Disclaimer : Kuroko no Basuke et son univers ne m'appartienne pas, aussi, je ne fais aucun bénéfice sur cette fiction.

Information : Ce texte a été écrit pour le cadre du calendrier de l'avent 2018. J'espère qu'il vous plaira, même si Kuroko's basket est terminé depuis longtemps. Ceci est le troisième extra. J'espère que ses petits éléments en plus vous plairont.


Mot du jour : Le petit copain

Les fins de semaine sonnaient comme une libération chez le fantôme de Seirin. Il pouvait se détendre de ces longs entraînements infernaux que lui imposait Riko. Néanmoins, ce qui lui plaisait durant ses deux jours, c'était de prendre le train et rejoindre l'autre moitié de son âme.

Chaque week-end, Tetsuya et son petit ami se retrouvaient à la gare, au milieu de la foule. Ce dernier parvenait toujours à le localiser malgré son manque de présence ou ses compétences de prestidigitateur. Quand ils étaient sur le terrain, ils étaient rivaux. Ils appartenaient tous les deux à une équipe différente.

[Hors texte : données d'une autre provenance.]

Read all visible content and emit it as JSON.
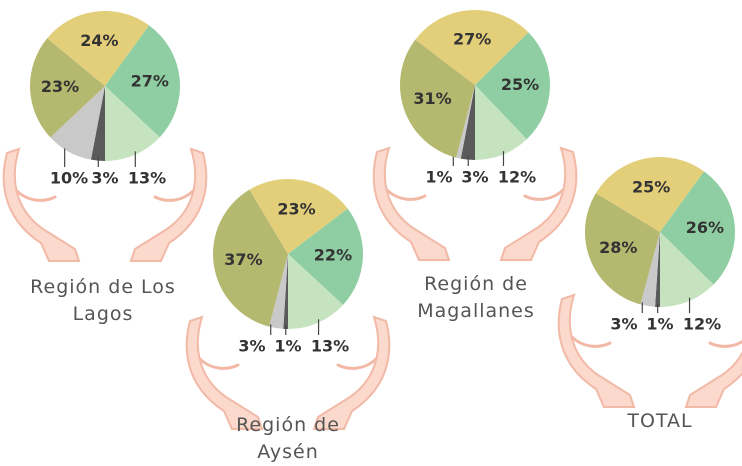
{
  "chart_data": [
    {
      "type": "pie",
      "title": "Región de Los Lagos",
      "values": [
        3,
        10,
        23,
        24,
        27,
        13
      ],
      "value_labels": [
        "3%",
        "10%",
        "23%",
        "24%",
        "27%",
        "13%"
      ],
      "colors": [
        "#5a5a5a",
        "#c9c9c9",
        "#b5b86f",
        "#e3cf7a",
        "#8fcea3",
        "#c6e3bf"
      ]
    },
    {
      "type": "pie",
      "title": "Región de Aysén",
      "values": [
        1,
        3,
        37,
        23,
        22,
        13
      ],
      "value_labels": [
        "1%",
        "3%",
        "37%",
        "23%",
        "22%",
        "13%"
      ],
      "colors": [
        "#5a5a5a",
        "#c9c9c9",
        "#b5b86f",
        "#e3cf7a",
        "#8fcea3",
        "#c6e3bf"
      ]
    },
    {
      "type": "pie",
      "title": "Región de Magallanes",
      "values": [
        3,
        1,
        31,
        27,
        25,
        12
      ],
      "value_labels": [
        "3%",
        "1%",
        "31%",
        "27%",
        "25%",
        "12%"
      ],
      "colors": [
        "#5a5a5a",
        "#c9c9c9",
        "#b5b86f",
        "#e3cf7a",
        "#8fcea3",
        "#c6e3bf"
      ]
    },
    {
      "type": "pie",
      "title": "TOTAL",
      "values": [
        1,
        3,
        28,
        25,
        26,
        12
      ],
      "value_labels": [
        "1%",
        "3%",
        "28%",
        "25%",
        "26%",
        "12%"
      ],
      "colors": [
        "#5a5a5a",
        "#c9c9c9",
        "#b5b86f",
        "#e3cf7a",
        "#8fcea3",
        "#c6e3bf"
      ]
    }
  ]
}
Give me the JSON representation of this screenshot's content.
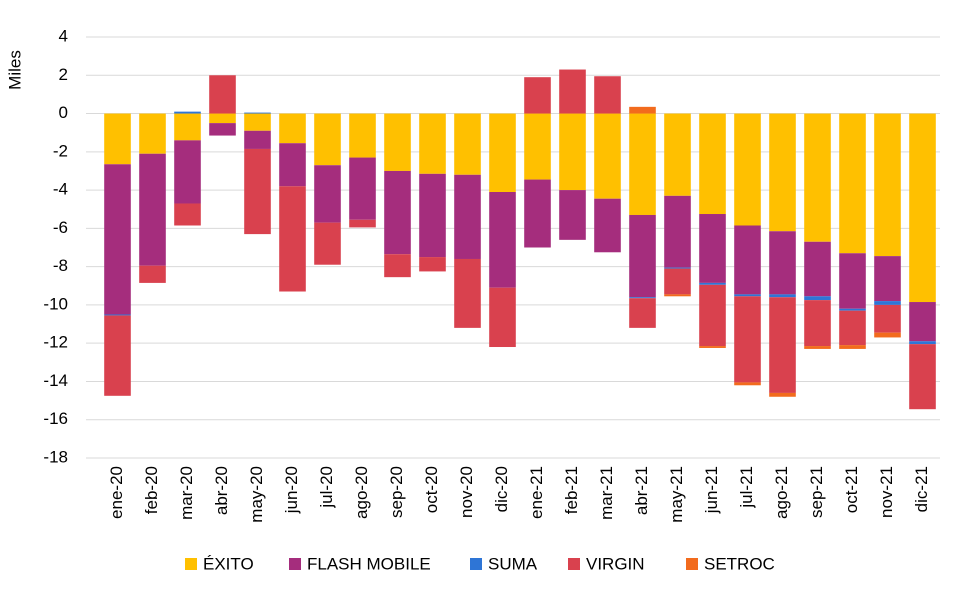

Tetsuya ne s'attendait pas à ce qu'un jour, Kazunari lui déclarait ses sentiments.

L'adolescent patientait depuis dix minutes. Il s'était posté devant un pilier en béton pendant ce temps. Son partenaire de vie ne l'avait jamais déçu depuis qu'il s'était confessé sa flamme. Comme tout le monde, il aurait supposé son attirance auprès d'un autre membre de la génération miracle, ils s'entendaient déjà si bien. Malgré tout, ce fut lui qu'il avait choisi.

L'horlogue avait fait un tour et Tetsuya n'avait pas remarqué le retard conséquent. Il était plongé dans son livre, accroupi.

Une ombre lui cacha la lumière et il leva son nez de son light novel. L'instant d'après, il sourirait.

— Désolé pour le retard, Tetsu, annonça son petit ami. Ma sœur m'avait retenu en voulant savoir avec qui je passais mes après-midi.

— Ce n'est pas grave, Kazunari. J'ai avancé mon nouveau livre.

— Toujours un light novel ?

— Oui, j'essaye un nouveau genre.

— C'est lequel, cette fois-ci ?

Tetsuya sourit avec malice, avant de poser son marque-page. Il lui présenta la quatrième couverture. Kazunari lit le résumé et rougit progressivement. Puis, il le lui rendit.

— Non, mais maintenant tu te mets à lire ça, petit pervers.

— Oui, rétorqua Tetsuya, amusé. C'est assez surprenant comment les filles voient la relation entre hommes.

— Des fois, tu as des lectures trop flippantes. Ne te penche pas trop dessus, je te signale qu'on a fait bien pire ensemble.

Tetsuya détourna les yeux pour éviter de rougir à l'évocation de leurs ébats amoureux. Il rangea son livre, de peur que Kazunari le jette à la poubelle. Puis, il posa son bras contre son dos.

Le couple sortit rapidement de la gare.

— De toute façon, je ne suis pas un pervers.

— Alors. Ne sois pas en colère. C'était une façon de le dire, rétorqua Kazunari peiné par le ton chagriné de son amoureux. En plus, on ne fait que sortir aujourd'hui.

Tetsuya acquiesça, puis il regarda autour de lui.

— Je t'avoue que j'ai bien envie de recommencer avec toi.

— Ça me fait penser. Mitobe et Koganei, dans mon club, ils l'ont fait cette semaine.

Kazunari se pétrifia, incapable de comprendre la raison de ce changement de sujet. Puis, il sourit.

— C'est une invitation, mon petit fantôme aimé ?

— je dis ça, comme ça, mon faucon d'amour.

L'instant d'après, ils se mirent à rire tous les deux. Puis, Kazunari le prit sous le bras en s'imaginant. Un jour, ils pourront se tenir la main dans la rue, sans honte. En attendant, ils devaient se comporter comme des amis qui profitaient de leur week-end.